This house has been empty for over a week now. My quarantine is coming to a close and, since before Saint Patrick’s Day, I have been the only soul haunting these halls.
At first, when I was given my isolation sentence, I thought it would be a party. I pictured myself as Macaulay Culkin, jumping up and down on the bed while screaming into a mirror. I was going to be Home Alone and I could stay up as late as I want for ten whole days!
Then I remembered that I was an adult. I already do that for some of the week and the luster of being Home Alone, as a grown up, was wetter than a pair of bandits.
My brain is wired to be a dad anyway. In fact, I noticed almost immediately after initially moving in that my internal clock was set to kid time. I’m up at 7AM the latest, even on days that I don’t need to be. In fact, there are succession of internal clock wake up calls that correspond with kid events throughout the night. It’s just part of my functioning now.
The truth is that I long to be a dad when they’re not here. The house loses its soul without my kids. When they’re here, everything and anything is on-limits. My son will bounce from chair to chair, clapping along with his iPad. He goes into rooms I never touch and sits on things that I didn’t know you could sit on. He makes crumbs when he’s not even eating. I have no idea how he does it. Lucas rules the main floor.
His sister, however, gets the rest of the house. Olivia is upstairs and downstairs. If her friends are here, they’re cackling and screaming from different locations seemingly at the same time. If they’re in her room, I’m in the basement. If I get a text that says, “We’re coming down,” I sprint away.
My house is messier and louder and a bit scarier when they are here. And I love it.
Without the kids, this place is kind of like a museum. On the occasional times I wander into the kitchen, I play songs with curses loudly through Spotify and clean down the counters that I haven’t used since the last time I cleaned them. Sometimes, I will go into the sitting room, sit on the recliner, get off the recliner, adjust the blanket on it, and leave. That’s a big non-kid day for the sitting room.
Do you know boring it gets when the kids aren’t here? Consider this very true story that happened last week. I have changed nothing.
I had just activated my annoying Roomba robot vacuum before turning to go down the stairs. As I switched this little critter on, I made sure to tell him, “Now you stay out of the bedroom.”
Ha ha ha. Ho ho ho. Hee hee hee. I had already closed the bedroom door and this mechanical little pet-like thing has a radar that keeps it out of closed areas anyway. It didn’t need me to tell it that. I was being, you know, cheeky.
Now this particular robot vacuum is bit older than his spry little brother downstairs. He’s kind of set in his ways. I should have suspected that his lunky body was able to push open doors, because that is exactly what he did. As I came back up the stairs a few minutes later, I could hear him all caught up in wires in my daughter’s room.
Legitimately frustrated, I rolled my eyes, slapped my hands to my sides, and called out:
Of course! Are you kidding me? Are you in the bedroom? I told you…

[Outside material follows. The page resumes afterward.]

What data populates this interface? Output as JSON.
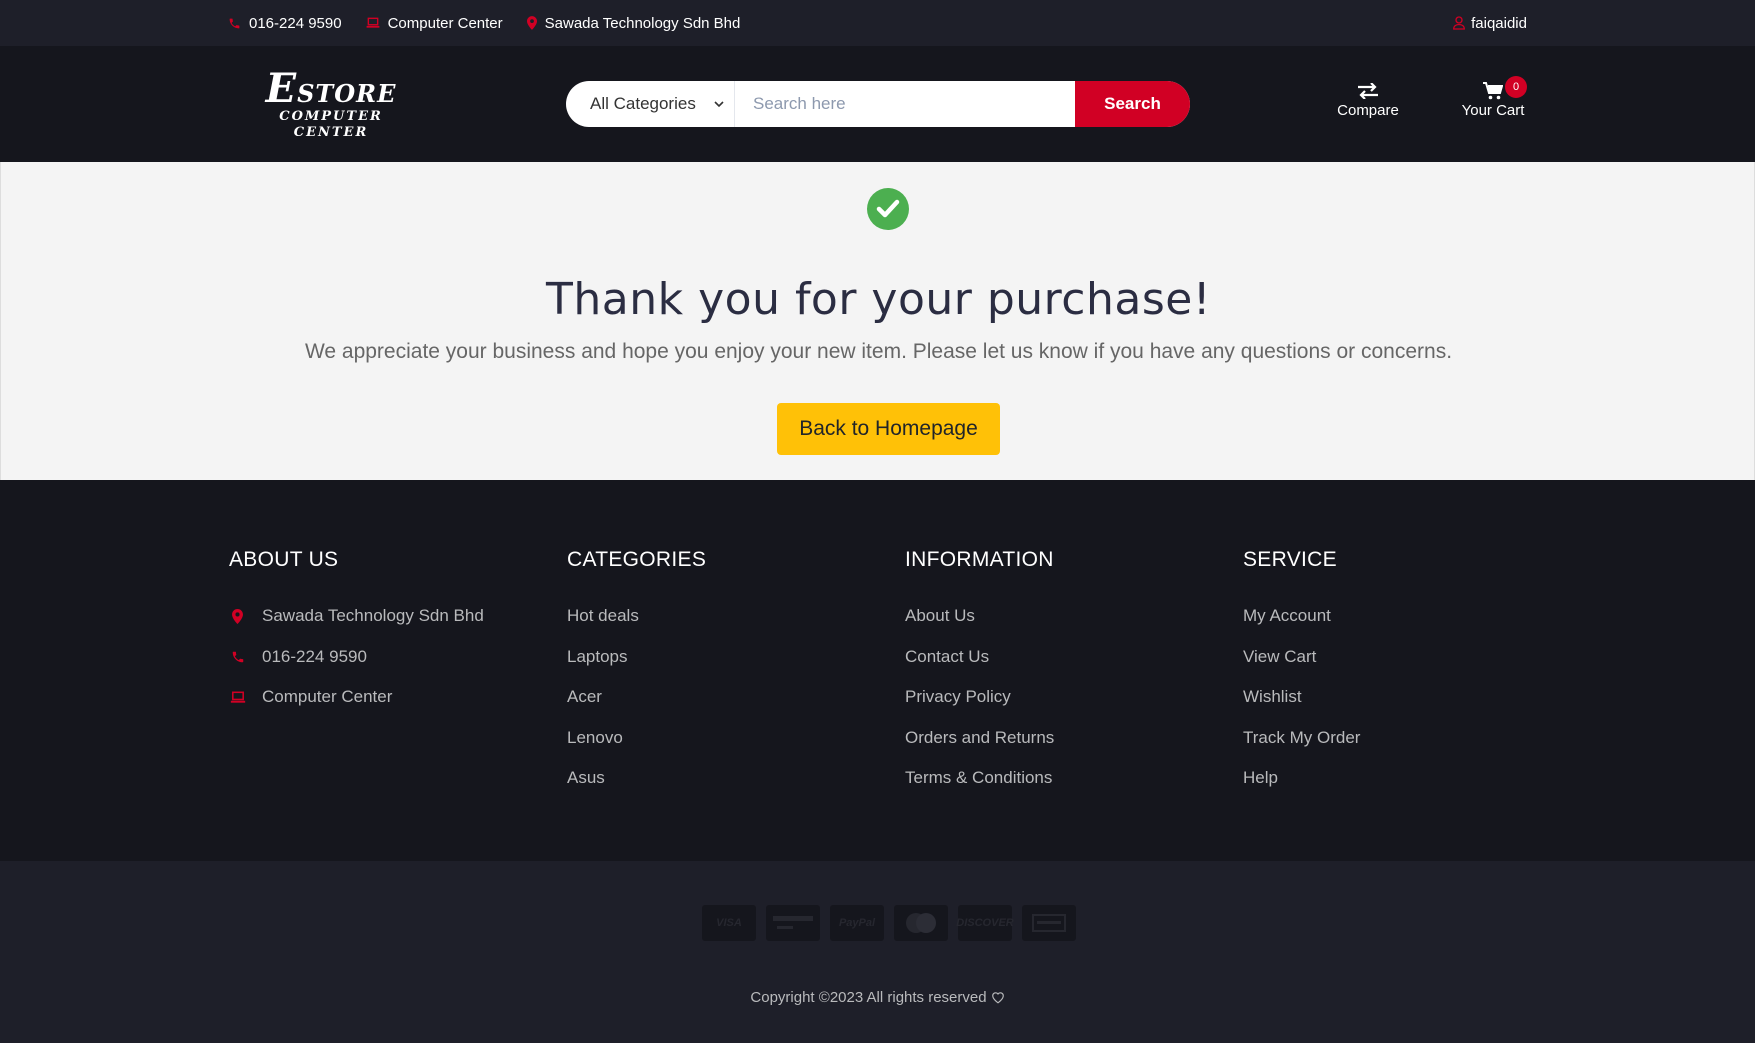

And then I stopped. And then I felt silly. I need these kids here.
My house is meant to be alive. It’s meant to have little critters not listening and pushing their luck. It’s made for crumbs and 3AM wakeups and little boys sitting on laundry baskets that are bending under their weight. The house is made for family. I am too.
There are just a few quarantine days left until it all goes back to normal and I know that all this romanticizing will come to an end once they are back here and it’s all happening in real time once more. I’m sure by then, I’ll be tearing my hair out.